The detailed histopathologic validation of FA in healthy humans is still missing, even with some animal evidences.54
The lack of power and limited directional resolution of the suboptimal DTI protocol (30 directions) in this study would be associated with the limited number of structures involved.
The current DTI method does not make it possible to disentangle the white matter tract of the crossing fibers to a high certainty in the brain, and our study results were not confirmed by tractography.

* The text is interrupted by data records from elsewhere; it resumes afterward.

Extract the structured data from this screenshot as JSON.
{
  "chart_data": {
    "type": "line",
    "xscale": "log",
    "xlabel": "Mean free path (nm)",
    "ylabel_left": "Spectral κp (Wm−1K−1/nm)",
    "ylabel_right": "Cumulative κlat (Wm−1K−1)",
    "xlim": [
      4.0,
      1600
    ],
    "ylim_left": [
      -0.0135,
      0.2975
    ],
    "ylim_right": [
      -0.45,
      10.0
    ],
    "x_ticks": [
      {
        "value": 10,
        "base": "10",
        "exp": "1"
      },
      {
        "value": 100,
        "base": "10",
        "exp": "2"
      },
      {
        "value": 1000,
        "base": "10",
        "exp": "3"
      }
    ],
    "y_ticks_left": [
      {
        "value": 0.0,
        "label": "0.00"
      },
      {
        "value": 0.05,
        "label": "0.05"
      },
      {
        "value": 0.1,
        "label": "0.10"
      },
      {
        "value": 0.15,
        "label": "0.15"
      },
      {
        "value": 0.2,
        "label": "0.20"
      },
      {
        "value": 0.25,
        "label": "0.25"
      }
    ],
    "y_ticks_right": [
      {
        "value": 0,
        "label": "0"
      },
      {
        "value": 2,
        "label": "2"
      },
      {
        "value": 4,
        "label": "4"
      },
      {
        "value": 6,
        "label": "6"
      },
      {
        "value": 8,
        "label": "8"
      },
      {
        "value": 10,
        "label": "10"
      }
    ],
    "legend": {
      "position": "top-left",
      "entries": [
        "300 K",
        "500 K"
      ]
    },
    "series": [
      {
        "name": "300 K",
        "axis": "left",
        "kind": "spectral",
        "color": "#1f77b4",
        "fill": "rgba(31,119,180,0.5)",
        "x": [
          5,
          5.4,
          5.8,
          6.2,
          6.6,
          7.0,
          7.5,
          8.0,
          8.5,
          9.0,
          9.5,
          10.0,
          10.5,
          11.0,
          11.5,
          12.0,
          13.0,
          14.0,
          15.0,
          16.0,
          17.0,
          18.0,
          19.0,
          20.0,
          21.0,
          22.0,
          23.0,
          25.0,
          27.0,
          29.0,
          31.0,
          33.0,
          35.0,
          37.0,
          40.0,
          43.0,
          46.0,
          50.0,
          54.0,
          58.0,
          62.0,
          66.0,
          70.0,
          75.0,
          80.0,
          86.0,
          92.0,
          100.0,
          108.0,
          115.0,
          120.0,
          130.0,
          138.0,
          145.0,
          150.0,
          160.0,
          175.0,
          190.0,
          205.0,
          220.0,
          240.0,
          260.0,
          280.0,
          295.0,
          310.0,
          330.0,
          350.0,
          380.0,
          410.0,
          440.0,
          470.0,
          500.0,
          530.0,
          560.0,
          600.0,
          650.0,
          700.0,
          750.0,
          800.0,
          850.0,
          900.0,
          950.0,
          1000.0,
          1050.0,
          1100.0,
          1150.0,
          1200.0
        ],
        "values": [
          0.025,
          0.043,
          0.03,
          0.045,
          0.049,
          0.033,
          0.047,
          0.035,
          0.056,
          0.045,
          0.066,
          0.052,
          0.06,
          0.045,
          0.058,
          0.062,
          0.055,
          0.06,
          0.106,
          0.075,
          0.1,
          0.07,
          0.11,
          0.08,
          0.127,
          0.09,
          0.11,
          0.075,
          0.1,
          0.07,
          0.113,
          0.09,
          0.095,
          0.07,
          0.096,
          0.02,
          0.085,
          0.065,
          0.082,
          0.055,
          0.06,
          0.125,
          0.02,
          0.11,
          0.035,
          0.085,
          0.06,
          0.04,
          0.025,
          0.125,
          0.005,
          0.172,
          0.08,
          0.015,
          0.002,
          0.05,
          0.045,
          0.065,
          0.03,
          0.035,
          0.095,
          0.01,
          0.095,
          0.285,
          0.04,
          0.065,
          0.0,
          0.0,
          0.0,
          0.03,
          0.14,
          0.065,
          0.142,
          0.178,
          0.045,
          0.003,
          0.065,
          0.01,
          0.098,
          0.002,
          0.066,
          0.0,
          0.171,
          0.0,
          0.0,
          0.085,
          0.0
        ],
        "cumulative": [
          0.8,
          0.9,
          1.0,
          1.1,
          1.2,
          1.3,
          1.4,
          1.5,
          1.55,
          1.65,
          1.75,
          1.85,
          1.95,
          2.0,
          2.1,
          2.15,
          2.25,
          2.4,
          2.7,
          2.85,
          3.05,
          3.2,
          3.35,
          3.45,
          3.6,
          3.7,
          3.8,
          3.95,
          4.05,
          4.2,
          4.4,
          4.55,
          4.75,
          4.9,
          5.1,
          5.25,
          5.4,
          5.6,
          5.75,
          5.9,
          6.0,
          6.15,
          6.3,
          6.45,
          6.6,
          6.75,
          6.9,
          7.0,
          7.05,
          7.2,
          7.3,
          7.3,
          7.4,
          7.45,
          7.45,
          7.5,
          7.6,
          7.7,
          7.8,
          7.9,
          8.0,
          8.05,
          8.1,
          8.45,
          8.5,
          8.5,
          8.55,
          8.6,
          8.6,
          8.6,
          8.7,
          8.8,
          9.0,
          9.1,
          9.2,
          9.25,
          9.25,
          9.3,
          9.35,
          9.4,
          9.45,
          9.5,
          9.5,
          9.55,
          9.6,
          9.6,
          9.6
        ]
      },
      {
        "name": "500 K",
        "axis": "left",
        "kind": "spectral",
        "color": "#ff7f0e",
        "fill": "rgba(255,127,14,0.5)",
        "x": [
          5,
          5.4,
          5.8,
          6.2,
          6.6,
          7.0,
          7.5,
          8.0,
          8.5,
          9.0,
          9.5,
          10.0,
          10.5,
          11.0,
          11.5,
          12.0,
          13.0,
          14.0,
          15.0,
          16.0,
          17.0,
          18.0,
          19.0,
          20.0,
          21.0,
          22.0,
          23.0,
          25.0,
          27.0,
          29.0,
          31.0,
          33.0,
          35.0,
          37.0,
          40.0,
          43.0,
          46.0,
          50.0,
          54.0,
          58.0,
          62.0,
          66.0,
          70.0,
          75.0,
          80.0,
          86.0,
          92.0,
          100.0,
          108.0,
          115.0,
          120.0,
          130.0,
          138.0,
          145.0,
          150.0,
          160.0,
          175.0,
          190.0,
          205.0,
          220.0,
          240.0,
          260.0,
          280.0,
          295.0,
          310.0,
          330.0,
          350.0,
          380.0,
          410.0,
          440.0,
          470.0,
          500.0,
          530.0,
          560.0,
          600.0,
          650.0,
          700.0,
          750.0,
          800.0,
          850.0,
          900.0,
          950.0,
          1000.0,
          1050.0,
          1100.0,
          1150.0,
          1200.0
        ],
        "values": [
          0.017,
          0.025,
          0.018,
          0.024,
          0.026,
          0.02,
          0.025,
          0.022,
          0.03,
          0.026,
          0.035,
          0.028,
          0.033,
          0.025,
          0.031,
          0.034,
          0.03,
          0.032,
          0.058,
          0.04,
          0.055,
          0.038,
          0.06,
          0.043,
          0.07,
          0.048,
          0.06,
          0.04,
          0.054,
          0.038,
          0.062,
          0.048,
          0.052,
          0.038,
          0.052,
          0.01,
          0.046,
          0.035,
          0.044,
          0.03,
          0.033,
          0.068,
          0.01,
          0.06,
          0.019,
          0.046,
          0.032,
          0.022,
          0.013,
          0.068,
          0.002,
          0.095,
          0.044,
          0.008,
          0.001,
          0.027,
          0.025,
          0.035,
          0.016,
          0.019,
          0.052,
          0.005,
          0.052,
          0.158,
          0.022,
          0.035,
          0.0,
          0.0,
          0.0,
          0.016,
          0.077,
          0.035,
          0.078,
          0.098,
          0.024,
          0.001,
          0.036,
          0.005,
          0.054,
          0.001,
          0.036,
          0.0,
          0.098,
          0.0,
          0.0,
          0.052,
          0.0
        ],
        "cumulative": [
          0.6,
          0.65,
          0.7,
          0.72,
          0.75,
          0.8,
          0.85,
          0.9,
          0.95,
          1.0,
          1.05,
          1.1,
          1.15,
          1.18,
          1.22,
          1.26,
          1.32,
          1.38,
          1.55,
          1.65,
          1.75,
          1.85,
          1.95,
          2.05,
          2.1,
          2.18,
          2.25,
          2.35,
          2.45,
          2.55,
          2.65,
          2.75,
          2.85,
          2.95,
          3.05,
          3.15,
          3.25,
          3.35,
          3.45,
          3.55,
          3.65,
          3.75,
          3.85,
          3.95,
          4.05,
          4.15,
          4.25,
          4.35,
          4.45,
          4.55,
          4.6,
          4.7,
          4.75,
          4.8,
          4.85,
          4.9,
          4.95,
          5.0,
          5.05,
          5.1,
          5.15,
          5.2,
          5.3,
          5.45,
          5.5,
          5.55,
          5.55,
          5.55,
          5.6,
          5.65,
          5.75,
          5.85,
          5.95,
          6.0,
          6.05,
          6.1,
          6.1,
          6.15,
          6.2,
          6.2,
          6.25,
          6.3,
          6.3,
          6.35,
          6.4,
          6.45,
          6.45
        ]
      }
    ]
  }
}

The findings may not be diagnostically specific to MDD as the same white matter tract abnormalities are observed in other disorders, as for example, schizophrenia.
CONCLUSION
The degree of alterations in the neocortical association and interhemispheric fibers might help differentiate MDD and PD. The more widespread pattern of microintegrity alterations in the fronto-limbic WM circuit represents the comparison pattern for MDD, which was different from the restrictive pattern of alterations for PD in the frontal and sensory-related WM circuit.
Acknowledgements
The authors thank the grant support from Taipei Tzu-Chi General Hospital hospital project TCRD-TPE-99-02, TCRD-TPE-100-02 and the project was also supported by grant from the Cheng Hsin General Hospital and National Yang Ming University cooperative project 103F003C02. The authors also thank MR support from National Yang-Ming University, Taiwan, which is in part supported by the MOE plan for the top university.
Footnotes
Abbreviations: CC = corpus callosum, DTI = diffusion tensor imaging, HARS = Hamilton rating scales for anxiety, HDRS = Hamilton rating scales for depression, IFOF = inferior fronto-occipital fasciculus, ILF = inferior longitudinal fasciculus, MDD = major depressive disorder, MR = magnetic resonance, PD = panic disorder, SLF = superior longitudinal fasciculus.
I state that I am the first and corresponding author of this manuscript. All individuals included as authors have contributed substantially to the scientific process leading up to the writing of the paper. In addition, the authors have made a substantial contribution to drafting or critical revision of the manuscript for important intellectual content.
Buddhist Tzu-Chi General Hospital, Taipei Branch hospital project TCRD-TPE-99-02, TCRD-TPE-100-02 and grant from the Cheng Hsin General Hospital and National Yang Ming University cooperative project 103F003C02.
The authors have no conflicts of interest to disclose.